As you know, the Canadian maple is very large, so if you decide to plant it next to plums, you need to take care to control its height growth by pruning it every year.
The “enemies” of apricots, due to common diseases, pests, and elements consumed from the soil, are apples, pears, plums, peaches, cherries, rowan trees, cherries, and, naturally, various nuts and their toxic foliage.
You should not plant raspberries and currants next to apricots, which also have many pests in common. It is better to give apricots a separate place, away from other crops.
Peach trees will not be friends with apple and pear trees because of the risk of contracting similar diseases or being infected by the same pests, and because they consume the same amount of substances.
It has been scientifically proven that the entry of peach roots into the root locations of apples and pears leads, over time, to the withering and complete death of the latter. Of course, it is possible to plant these plants on the same plot of land, but it should be set back 1.5inch (4 meters) or, for greater fidelity, 2inch (5 meters).
It has been observed that if cherry or cherry trees are planted close together, the peaches will grow with all their might in the opposite direction to them, and the side located on these plants will gradually lose its leaves and the buds on it will begin to wither.
This is due to the increased sensitivity of the peach tree to light; it needs a lot of light and any shade it can’t tolerate. If no action is taken, the peach will die within a few years.
If you don’t want any fruit bush to get sick often, don’t plant a prickly berry near it; it will not only affect hawthorn, American maple, and iris, but the rest of the culture will be inhibited, and this applies even to fruit plants.
Among fruit plants, prickly berries can only get along with plums, which have a strong root system and no common enemy, and among the early berries – with honeysuckle. But all these cultures have a common serious enemy – juniper, spreading rust everywhere.

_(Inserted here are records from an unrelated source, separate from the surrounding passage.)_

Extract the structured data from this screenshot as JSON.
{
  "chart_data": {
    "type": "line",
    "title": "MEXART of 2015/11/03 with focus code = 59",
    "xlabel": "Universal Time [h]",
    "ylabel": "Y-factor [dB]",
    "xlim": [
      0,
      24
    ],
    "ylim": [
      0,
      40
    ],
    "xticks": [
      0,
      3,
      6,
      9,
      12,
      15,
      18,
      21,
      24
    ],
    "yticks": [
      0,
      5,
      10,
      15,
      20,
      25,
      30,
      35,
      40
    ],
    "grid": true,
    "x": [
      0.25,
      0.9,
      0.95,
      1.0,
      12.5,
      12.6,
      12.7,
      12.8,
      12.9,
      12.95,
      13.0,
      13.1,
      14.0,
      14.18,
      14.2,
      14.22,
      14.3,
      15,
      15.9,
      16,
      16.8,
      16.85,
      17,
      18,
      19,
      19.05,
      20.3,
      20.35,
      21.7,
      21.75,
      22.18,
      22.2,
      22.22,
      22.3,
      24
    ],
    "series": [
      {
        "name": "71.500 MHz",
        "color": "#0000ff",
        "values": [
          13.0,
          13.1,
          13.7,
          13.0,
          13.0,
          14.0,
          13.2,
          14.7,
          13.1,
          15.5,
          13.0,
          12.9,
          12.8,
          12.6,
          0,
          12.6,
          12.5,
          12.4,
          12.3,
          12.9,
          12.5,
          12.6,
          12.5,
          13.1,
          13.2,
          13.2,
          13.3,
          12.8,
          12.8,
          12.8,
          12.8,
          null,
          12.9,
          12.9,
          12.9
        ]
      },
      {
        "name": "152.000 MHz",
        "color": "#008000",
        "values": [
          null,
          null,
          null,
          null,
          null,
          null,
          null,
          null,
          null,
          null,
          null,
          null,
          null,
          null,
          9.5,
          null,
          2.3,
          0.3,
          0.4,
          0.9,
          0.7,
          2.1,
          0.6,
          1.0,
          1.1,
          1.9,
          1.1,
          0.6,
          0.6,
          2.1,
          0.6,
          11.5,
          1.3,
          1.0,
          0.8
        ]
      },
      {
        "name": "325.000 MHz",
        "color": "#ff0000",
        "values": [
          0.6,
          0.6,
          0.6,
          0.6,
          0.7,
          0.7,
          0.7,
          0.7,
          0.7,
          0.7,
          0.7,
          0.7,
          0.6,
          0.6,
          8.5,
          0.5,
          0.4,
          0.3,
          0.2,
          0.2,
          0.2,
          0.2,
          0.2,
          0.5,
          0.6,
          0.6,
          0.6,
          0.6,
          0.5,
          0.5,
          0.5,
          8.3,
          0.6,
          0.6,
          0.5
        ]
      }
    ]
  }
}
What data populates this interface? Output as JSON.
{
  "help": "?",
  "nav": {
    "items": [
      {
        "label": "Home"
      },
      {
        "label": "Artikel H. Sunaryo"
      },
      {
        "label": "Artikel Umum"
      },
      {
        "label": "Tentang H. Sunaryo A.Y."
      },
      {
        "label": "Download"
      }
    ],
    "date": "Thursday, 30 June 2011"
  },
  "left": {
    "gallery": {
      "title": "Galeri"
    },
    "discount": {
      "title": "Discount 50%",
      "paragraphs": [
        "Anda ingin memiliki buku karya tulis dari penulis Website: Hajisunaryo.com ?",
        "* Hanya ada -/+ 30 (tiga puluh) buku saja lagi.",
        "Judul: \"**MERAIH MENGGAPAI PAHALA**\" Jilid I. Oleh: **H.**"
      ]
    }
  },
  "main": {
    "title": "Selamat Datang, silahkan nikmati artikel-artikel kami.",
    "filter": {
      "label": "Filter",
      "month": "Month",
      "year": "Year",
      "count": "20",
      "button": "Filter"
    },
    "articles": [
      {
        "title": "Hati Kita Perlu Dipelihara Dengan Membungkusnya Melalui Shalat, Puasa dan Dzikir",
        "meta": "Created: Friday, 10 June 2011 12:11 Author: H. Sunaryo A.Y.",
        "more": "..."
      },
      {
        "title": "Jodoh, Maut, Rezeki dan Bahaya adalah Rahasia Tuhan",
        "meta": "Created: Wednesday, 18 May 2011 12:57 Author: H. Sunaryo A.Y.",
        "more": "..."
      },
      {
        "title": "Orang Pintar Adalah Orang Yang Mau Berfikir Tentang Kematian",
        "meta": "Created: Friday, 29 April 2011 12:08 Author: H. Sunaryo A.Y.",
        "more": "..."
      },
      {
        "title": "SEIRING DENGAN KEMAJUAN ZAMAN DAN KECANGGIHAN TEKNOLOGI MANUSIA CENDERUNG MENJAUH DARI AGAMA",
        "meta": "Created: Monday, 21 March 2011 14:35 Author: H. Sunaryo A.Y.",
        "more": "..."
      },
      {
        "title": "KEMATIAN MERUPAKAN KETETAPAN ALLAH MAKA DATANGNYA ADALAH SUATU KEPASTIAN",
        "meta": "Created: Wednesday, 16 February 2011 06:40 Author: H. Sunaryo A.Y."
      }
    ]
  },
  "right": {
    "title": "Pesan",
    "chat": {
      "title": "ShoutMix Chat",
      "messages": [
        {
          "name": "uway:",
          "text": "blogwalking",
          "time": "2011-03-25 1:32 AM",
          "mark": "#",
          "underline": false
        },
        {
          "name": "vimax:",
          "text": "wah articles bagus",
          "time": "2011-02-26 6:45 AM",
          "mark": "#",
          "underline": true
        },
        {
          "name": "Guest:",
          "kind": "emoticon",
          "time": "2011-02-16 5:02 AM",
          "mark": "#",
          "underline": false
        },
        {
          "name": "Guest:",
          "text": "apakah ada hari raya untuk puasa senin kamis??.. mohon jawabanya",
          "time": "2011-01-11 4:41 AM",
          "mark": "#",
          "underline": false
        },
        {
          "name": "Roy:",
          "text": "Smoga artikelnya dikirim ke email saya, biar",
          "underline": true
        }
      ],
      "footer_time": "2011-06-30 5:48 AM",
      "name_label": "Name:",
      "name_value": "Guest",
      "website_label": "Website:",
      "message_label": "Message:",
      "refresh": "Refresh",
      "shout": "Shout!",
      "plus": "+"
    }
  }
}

Lingonberry is very unfriendly to plants because it releases into the soil a large number of toxic substances – berberine, which negatively affects other plants, inhibiting their growth and development.
Red currant can only get along with rosehips because they do not have common pests and diseases and there is no sign of equivalence between them, but with the abundance of rosehips shoots will have to fight every year, but with raspberry, currant will not grow well because they have a common dangerous pest – currant disease.
If you want to protect currants from kidney mites, then plant onions between the rows of this cultivation.
Black currant – grow mainly away from bird cherry, because glasswort on bird cherry is the biggest enemy of currant. Do not plant near currants and gooseberries: they have a large number of common diseases and pests.
The golden currant has an equivalence that is, perhaps, the most obvious. In addition, it grows well by itself next to any plant, but will strongly suppress neighboring plants.
Buckthorn is a really aggressive plant that overgrows other plants. In principle, sea buckthorn can only be combined with garden strawberries, but do not forget about the common pests and diseases present in these cultures.
Of course, it is difficult to maintain the necessary distance between plants on a small plot of land where you want to plant as many fruit trees and shrubs as possible. We hope that our article will help you to organize the right neighbors for the “inhabitants” of your garden. Your observations on favorable or unfavorable neighbors of plants we will be glad to read in the comments.